L'ex presidente della Camera, ieri a Jesi, ha lanciato la volata dei candidati del Pd Manuela Carloni e Antonio Mastrovincenzo e non ha risparmiato stoccate a Salvini, anche lui in città

Da sinistra Carloni, Boldrini e Mastrovincenzo

ANCONA – «Siamo a un bivio e i marchigiani devono prendere la strada giusta perché c’è in ballo molto per questa regione, che vogliamo sia proiettata al futuro». Sono le parole dell’ex presidente della Camera e componente della Commissione Affari Esteri e Comunitari Laura Boldrini intervenuta ieri a Jesi, al Circolo Cittadino, per lanciare la volata verso le regionali dei dem Antonio Mastrovicenzo (presidente uscente del Consiglio Regionale) e Manuela Carloni (presidente regionale Auser).

Nella giornata in cui a Jesi c’è stata anche la visita del leader della Lega Matteo Salvini, l’onorevole non si è lasciata sfuggire l’occasione di lanciargli una stoccata e ha rimarcato il fatto che «un’opposizione responsabile in un momento di crisi collabora, e non va dicendo che abbiamo sequestrato il Paese per il covid, che abbiamo trasformato le scuole in lager: non si può andare in giro senza mascherina a fare i selfie. È un insulto ai tanti morti e ai lager».

E ancora, «se ci fosse stato Salvini al governo non avremmo avuto i soldi dell’Unione Europea. Parla solo contro, mentre la regione ha bisogno di proposte. Non lasciamoci espropriare i nostri valori».

Da sinistra Carloni, Boldrini e Mastrovincenzo

Restringendo il perimetro del dibattito alle questioni regionali, Laura Boldrini ha ricordato che «per le Marche sono stati anni difficili. C’è stato il terremoto e prima ancora la crisi economica. Le Marche hanno sofferto molto e devono riuscire a rimettersi in piedi bene, basando anche le relazioni sulla solidarietà. Solo attraverso la collaborazione e l’aiuto reciproco – prosegue – si può uscire da questa emergenza».

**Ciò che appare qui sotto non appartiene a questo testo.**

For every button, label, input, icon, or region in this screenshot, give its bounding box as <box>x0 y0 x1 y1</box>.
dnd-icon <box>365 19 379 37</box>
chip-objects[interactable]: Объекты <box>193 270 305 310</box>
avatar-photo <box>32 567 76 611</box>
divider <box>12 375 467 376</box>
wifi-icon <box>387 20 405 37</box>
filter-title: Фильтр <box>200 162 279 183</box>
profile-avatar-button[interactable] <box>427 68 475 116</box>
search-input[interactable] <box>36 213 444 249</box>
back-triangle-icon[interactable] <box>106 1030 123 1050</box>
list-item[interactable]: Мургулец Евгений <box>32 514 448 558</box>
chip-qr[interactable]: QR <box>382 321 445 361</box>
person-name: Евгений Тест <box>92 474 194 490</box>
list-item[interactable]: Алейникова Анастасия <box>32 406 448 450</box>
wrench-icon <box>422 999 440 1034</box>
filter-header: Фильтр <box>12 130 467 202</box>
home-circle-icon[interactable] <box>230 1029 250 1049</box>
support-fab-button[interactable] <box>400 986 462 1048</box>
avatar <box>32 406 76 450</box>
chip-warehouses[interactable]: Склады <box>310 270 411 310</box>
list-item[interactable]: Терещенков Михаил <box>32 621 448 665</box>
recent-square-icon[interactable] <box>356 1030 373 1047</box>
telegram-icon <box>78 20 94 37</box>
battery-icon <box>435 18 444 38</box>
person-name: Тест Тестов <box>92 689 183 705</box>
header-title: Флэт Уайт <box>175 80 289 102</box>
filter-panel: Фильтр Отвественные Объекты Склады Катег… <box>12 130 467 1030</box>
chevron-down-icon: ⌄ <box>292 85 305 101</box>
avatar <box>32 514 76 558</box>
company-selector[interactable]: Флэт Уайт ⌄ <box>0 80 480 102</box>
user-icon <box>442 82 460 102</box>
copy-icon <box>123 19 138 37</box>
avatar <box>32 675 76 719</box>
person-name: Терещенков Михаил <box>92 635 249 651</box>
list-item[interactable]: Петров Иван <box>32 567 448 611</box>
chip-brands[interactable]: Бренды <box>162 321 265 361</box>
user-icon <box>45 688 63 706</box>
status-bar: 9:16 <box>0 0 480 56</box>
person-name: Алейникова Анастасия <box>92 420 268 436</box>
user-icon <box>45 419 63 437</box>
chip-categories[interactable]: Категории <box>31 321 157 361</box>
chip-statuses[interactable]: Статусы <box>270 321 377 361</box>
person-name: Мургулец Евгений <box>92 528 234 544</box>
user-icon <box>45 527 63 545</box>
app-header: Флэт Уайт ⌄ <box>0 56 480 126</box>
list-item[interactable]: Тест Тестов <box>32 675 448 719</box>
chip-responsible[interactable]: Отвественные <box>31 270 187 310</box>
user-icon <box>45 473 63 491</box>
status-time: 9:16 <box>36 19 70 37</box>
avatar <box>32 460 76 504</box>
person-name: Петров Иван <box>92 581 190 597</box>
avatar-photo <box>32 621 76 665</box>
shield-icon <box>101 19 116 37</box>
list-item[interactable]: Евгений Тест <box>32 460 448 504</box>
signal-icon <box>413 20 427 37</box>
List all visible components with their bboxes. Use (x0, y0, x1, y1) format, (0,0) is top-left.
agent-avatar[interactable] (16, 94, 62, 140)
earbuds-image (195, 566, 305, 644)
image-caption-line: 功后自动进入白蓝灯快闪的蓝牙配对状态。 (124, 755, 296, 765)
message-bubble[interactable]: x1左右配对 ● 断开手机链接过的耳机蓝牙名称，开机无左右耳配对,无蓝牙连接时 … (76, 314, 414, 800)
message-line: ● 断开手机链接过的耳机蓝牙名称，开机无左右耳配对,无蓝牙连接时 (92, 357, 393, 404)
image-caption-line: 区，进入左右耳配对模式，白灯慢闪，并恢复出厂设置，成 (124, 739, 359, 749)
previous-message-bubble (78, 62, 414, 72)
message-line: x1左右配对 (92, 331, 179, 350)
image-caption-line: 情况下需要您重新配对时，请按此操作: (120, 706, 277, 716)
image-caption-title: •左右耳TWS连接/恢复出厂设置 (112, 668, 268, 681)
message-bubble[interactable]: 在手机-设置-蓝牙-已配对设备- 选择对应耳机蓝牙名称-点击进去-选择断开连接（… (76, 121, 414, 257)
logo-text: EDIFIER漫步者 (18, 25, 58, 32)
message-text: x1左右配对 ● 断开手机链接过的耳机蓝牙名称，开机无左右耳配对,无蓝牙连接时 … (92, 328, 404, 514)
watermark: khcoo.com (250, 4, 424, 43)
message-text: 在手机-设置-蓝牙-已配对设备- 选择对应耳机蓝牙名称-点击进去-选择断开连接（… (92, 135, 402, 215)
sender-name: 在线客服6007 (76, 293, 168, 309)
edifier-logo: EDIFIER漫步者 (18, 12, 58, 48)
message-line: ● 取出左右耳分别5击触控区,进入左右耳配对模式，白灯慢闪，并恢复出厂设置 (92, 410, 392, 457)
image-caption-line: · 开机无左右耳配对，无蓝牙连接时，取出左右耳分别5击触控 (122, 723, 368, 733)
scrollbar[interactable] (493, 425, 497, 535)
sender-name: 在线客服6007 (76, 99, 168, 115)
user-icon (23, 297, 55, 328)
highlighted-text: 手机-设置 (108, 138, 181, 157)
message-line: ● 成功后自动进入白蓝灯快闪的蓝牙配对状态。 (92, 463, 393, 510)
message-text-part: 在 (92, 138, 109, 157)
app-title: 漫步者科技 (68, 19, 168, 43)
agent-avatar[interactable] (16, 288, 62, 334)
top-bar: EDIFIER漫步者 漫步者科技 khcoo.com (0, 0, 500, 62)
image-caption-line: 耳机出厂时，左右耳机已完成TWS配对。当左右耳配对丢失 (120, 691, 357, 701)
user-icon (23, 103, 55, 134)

Parlando dei due candidati Manuela Carloni e Antonio Mastrovincenzo li ha definiti come «due persone che hanno basato la loro esperienza accademica, politico – sindacale e istituzionale sulla solidarietà. Rappresentano ciò che serve per una regione, che oggi può contare sui fondi del Mes per potenziare la sanità pubblica».

Da sinistra Boldrini, Mastrovincenzo e Carloni

Una sanità pubblica che per l’onorevole deve essere strutturata e radicata nel territorio: «Negli ultimi tempi la sanità ha sofferto perché bisognava pensare a raggiungere il pareggio di bilancio, con i soldi dell’Europa oggi è possibile cambiare rotta, bisogna prendere quei fondi ed usarli in modo mirato è consapevole».

Nel corso del dibattito, incentrato sui temi del welfare, la candidata Manuela Carloni ha lanciato le sue proposte, fra le quali spiccano quella di agevolare le giovani coppie abbassando le tariffe dei nidi e «renderle gratuite laddove necessario, ma anche le rette delle mense per le materne a tempo pieno». Fra le priorità anche «una legge per meglio garantire il diritto all’istruzione degli universitari e reintrodurre la figura del medico scolastico, molto importante in questo periodo di emergenza sanitaria per aiutare insegnanti e famiglie, ma fondamentale anche nel futuro per tornare a fare prevenzione a scuola».

Da Antonio Mastrovincenzo è invece arrivata la proposta di un piano anti povertà, finanziato con il nuovo programma dei fondi europei relativi alla programmazione 2021- 2027, per fronteggiare le criticità create dalla crisi scaturita dalla pandemia di covid. In pole position nel programma welfare anche il sostegno alle famiglie numerose attraverso «esenzioni e contributi», ma anche sostegni e aiuti per quelle persone che hanno perso il lavoro: in tale prospettiva una delle soluzioni avanzate dal presidente uscente dell’Assemblea Legislativa delle Marche, è quella di supportare la costituzione di cooperative per portare avanti la produzione delle imprese in crisi.